Kika Marder, chef do Sel et Sucre Bistro
Acompanha qualquer carreira a humildade. “Tem que ouvir o que as pessoas têm para falar e prestar atenção em tudo em uma cozinha, porque a todo momento tem alguém para ensinar algo diferente”, alerta Eva dos Santos, que também foi pupila de Celso Freire antes de entrar para o Grupo Victor, onde está há 16 anos. “O cozinheiro tem que perder a arrogância. O alimento é mais importante que a gente”, diz. Com o Boulevard, Freire trouxe a alta cozinha para Curitiba e começou um mercado que tem se consolidado na cidade.
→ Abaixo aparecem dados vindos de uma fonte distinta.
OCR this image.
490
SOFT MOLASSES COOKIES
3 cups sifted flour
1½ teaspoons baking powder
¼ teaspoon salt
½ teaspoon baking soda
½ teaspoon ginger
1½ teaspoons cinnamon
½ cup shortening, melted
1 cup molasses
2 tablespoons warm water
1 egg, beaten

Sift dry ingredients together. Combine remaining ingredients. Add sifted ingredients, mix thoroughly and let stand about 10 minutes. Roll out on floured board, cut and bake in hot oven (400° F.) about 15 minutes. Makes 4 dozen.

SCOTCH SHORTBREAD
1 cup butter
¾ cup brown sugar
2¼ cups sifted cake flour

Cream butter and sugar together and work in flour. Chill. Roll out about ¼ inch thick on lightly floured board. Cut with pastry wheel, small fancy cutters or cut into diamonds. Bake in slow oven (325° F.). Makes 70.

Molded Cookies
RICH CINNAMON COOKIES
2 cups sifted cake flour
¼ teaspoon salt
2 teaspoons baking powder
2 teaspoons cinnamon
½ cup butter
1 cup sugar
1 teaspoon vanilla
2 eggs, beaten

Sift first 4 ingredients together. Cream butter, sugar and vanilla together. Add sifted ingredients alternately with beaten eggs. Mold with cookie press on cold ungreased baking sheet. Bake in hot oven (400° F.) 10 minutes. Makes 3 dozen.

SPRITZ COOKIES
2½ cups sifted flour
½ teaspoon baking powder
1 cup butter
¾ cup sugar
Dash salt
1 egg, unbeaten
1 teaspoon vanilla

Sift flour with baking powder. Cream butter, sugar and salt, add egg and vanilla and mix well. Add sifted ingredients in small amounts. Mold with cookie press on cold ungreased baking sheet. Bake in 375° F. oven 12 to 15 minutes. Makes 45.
“Temos que transformar a cozinha de restaurante em um lugar mais tranquilo. As pessoas confundem crítica ao trabalho com crítica pessoal.”
Eva dos Santos, chef do Bistrô do Victor
Glamour é começar debaixo
Com a popularização da profissão de cozinheiro profissional, a figura do chef foi cercada de glamorização e quem conhece a realidade da cozinha esmigalha as ilusões: “Enquanto todo mundo está se divertindo, a gente está trabalhando”, diz Kika. “É importante ter persistência. Tem mês que não temos fim de semana nem feriado e os colegas de trabalho viram nossa família”, completa Ivan.
Pular etapas, nem pensar: antes de assumir a bancada de garde manger, uma das primeiras estações de um iniciante, deve-se ter passado pela louça suja e pela higienização de ingredientes, entre outras tarefas que cabem aos ajudantes. Em português claro: ninguém entra em uma cozinha pela primeira vez em cargo de liderança. “O título de chef não é pra qualquer um. É uma profissão que mexe com a emoção das pessoas e existem situações complicadíssimas no dia a dia de um restaurante. É preciso ter jogo de cintura para tentar agradar a todos”, afirma Ivo Lopes, hoje chef consultor do grupo de restaurantes Alessandro & Frederico.
“Disciplina, hierarquia e respeito fazem parte da filosofia de uma cozinha.”
Ivo Lopes, chef consultor do grupo Alessandro & Frederico
Além de ser responsável pelo cardápio, um chef também deve ser um exímio gestor de pessoas e recursos, dividindo-se entre as panelas e a escrivaninha. “Nosso trabalho nunca está consolidado. Quem é dono de restaurante sabe que quando criamos um nome temos que conquistar o cliente todos os dias”, diz Kika. Para isso, uma equipe azeitada, que funcione como um relógio suíço mesmo quando o chef se ausenta, é primordial. E só começando do cargo mais baixo para saber como é.
Nova constelação
Eva, Ivan, Ivo, Lênin e Kika foram eleitos pelo Prêmio Bom Gourmet 2015 , que em setembro elege uma nova constelação . Os cinco cozinheiros profissionais escolhidos pelo júri especializado do Prêmio Bom Gourmet 2016 serão conhecidos no dia 1º.